Смахнув слезы, я перевожу взгляд на Майера. Он кажется взволнованным. Может, хочет обнять меня? Приосанившись, он быстро отвечает знаками:
Сглотнув ком в горле и нервно усмехнувшись, я мотаю головой.
– Ты – точно нет. А вот я сама…
Такой ответ явно озадачивает Майера, но с расспросами он пока не лезет, а предлагает мне поужинать в пиццерии. Хейзл шлепает его по ноге.
Для того чтобы восстановить (ну или почти восстановить) душевное равновесие, мне, как выяснилось, нужно совсем мало.
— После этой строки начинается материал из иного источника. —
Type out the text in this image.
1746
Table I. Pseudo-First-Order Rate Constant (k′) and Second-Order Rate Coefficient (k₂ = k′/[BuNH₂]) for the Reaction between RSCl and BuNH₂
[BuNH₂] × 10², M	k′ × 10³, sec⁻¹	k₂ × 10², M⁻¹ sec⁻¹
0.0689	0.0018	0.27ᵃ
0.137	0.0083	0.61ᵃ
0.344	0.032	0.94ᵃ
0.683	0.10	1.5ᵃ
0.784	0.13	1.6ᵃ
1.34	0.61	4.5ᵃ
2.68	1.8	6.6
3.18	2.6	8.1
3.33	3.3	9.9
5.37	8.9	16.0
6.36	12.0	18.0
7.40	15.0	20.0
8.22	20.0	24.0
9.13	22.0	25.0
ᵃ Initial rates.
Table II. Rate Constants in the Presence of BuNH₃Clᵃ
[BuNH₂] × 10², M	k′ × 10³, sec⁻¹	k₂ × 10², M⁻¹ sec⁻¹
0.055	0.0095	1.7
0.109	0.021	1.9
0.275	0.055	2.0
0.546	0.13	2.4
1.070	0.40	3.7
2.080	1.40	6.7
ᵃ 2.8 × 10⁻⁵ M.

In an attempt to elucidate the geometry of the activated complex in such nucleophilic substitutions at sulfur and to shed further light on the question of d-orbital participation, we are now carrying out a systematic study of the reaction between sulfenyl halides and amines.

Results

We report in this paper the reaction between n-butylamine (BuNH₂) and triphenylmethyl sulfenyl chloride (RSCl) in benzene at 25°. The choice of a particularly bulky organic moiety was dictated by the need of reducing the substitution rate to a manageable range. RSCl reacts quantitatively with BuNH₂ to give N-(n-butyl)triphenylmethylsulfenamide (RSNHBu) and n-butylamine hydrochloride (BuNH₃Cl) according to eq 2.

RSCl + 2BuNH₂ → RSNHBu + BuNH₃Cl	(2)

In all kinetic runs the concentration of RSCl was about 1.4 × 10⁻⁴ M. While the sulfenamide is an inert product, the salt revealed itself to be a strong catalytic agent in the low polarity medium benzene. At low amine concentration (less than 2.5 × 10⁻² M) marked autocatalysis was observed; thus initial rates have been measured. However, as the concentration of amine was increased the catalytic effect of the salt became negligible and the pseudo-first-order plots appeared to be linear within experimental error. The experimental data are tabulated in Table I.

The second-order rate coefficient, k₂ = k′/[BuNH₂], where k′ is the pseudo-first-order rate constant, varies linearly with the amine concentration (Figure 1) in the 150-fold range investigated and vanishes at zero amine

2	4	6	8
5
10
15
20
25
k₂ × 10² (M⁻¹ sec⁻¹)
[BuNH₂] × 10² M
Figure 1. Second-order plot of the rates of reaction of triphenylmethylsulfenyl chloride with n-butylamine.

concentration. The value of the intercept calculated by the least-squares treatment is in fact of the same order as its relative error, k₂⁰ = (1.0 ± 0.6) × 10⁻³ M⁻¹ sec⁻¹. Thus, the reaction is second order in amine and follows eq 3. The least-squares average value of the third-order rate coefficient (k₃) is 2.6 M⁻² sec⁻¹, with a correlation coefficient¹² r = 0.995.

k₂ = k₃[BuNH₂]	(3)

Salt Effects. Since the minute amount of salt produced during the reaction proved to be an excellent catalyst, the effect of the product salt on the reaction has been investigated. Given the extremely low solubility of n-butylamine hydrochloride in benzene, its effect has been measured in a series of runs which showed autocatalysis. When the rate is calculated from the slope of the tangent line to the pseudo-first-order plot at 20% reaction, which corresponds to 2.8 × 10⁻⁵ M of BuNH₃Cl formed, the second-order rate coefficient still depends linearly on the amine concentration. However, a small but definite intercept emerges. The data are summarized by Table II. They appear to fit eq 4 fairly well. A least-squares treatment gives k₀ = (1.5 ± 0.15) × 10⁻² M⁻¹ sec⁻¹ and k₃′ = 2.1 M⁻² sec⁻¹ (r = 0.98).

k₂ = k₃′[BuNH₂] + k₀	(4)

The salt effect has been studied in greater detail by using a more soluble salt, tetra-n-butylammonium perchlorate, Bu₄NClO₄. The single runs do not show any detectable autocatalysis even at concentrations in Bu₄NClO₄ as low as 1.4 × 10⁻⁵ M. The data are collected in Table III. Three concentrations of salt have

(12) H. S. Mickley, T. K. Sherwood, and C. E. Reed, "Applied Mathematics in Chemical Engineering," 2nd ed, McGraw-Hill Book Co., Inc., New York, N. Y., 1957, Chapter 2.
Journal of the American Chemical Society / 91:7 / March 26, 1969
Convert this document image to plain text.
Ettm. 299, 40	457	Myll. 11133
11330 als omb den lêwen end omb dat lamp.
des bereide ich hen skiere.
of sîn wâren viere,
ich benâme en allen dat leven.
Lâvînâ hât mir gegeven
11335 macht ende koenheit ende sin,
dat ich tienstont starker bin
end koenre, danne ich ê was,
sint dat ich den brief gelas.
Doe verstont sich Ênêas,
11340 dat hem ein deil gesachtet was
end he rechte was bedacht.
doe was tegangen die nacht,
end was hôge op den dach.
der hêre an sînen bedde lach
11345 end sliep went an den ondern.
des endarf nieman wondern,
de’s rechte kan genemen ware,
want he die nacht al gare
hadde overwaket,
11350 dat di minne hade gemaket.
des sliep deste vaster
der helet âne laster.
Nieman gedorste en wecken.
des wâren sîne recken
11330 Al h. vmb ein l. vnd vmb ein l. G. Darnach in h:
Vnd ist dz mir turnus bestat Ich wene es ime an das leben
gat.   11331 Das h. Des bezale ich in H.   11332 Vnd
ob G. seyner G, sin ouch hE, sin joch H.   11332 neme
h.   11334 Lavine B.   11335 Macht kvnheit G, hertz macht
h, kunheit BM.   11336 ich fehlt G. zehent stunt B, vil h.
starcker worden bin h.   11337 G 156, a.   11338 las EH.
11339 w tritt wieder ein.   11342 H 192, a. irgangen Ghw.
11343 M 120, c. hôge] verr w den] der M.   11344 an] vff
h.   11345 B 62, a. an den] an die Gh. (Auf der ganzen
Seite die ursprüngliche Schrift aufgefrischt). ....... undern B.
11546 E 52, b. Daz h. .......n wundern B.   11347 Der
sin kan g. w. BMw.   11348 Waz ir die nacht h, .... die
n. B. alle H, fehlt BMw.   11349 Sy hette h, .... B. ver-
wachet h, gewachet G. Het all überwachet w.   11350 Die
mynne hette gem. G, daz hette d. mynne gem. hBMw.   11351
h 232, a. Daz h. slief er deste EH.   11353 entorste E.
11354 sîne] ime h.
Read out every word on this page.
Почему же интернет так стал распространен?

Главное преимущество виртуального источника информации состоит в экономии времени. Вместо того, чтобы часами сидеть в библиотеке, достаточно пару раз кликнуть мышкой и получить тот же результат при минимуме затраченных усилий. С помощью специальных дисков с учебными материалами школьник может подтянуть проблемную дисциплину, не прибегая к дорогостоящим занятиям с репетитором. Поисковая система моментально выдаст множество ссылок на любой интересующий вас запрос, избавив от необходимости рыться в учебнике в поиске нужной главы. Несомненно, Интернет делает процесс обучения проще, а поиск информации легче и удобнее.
Испытать мягкое и теплое чувство благодарности. Прожевать ужасную пиццу в игровом кафе. Посмотреть, как Майер своими большими руками и ногами пытается повторять быстрые движения танцоров на экране. Папа и дочка хохочут, на их лица падают неоновые отсветы. Однако сейчас дело не в смехе. Любовь, которую они излучают, – вот что меня поддерживает.
Согласна: мы с доктором Деб должны как следует залатать мой эмоциональный зонтик. Тогда я смогу сама согревать себя изнутри и защищаться от тяжелых мыслей, которые норовят меня утопить.
Но даже если я этому не научусь, Май и Хейзл все равно останутся рядом. Когда я окажусь под дождем вообще без зонта, они будут прыгать в луже вместе со мной.
Майер везет меня домой. Надо бы рассказать ему про мою недавнюю эмоциональную бурю. Беспокойство борется во мне с желанием пустить все на самотек, просто перейти на следующую ступеньку, какой бы она ни была. Майер наверняка чувствует, что я о чем-то задумалась. На его лице тоже появляется тревожное выражение. Сейчас подходящий момент, чтобы выложить все, как есть, но я не могу выдавить из себя ни слова.
Оставив Хейзл крепко спать в машине, Май провожает меня до квартиры. Когда мы поворачиваем в арочку, за которой находится моя дверь, чувство неловкости заполняет каждую клетку моего тела. Физически ощущая на себе взгляд Майера, я, трусиха, пялюсь на свою обувь.
– Фи, – вздыхает он, – что происходит? Чем ты обеспокоена? Почему ты расплакалась в аэропорту?
– Майер…
Наконец-то заставив себя поднять глаза, я вижу его идеальное точеное лицо со следами возраста и усталости. С морщинкой между бровей, которая уже не разглаживается, даже когда он спокоен. Все это действует на меня как персональный плакат с надписью: «Ты в безопасности». Поэтому я решаю вновь открыться. Ведь раньше я доверяла и ему, своему другу, и себе самой.
– Пока я сюда летела, в голову лезли всякие неприятные мысли. О нас с тобой. Я знаю: ты вернулся в гостиницу и сказал, что тоже меня хочешь. Но потом, когда ты улетел, я внушила себе, что ты уже пожалел об этом и решил отстраниться. Я как будто съехала вниз по какой-то безумной спирали. В самолете я без конца твердила себе, что вряд ли ты хотел меня так же, как я тебя.
Майер делает резкий вдох, и его брови почти смыкаются, но в следующую же секунду на лице появляется улыбка. Если бы ее нарисовать, то портрет мог бы называться «Кажется, полегчало».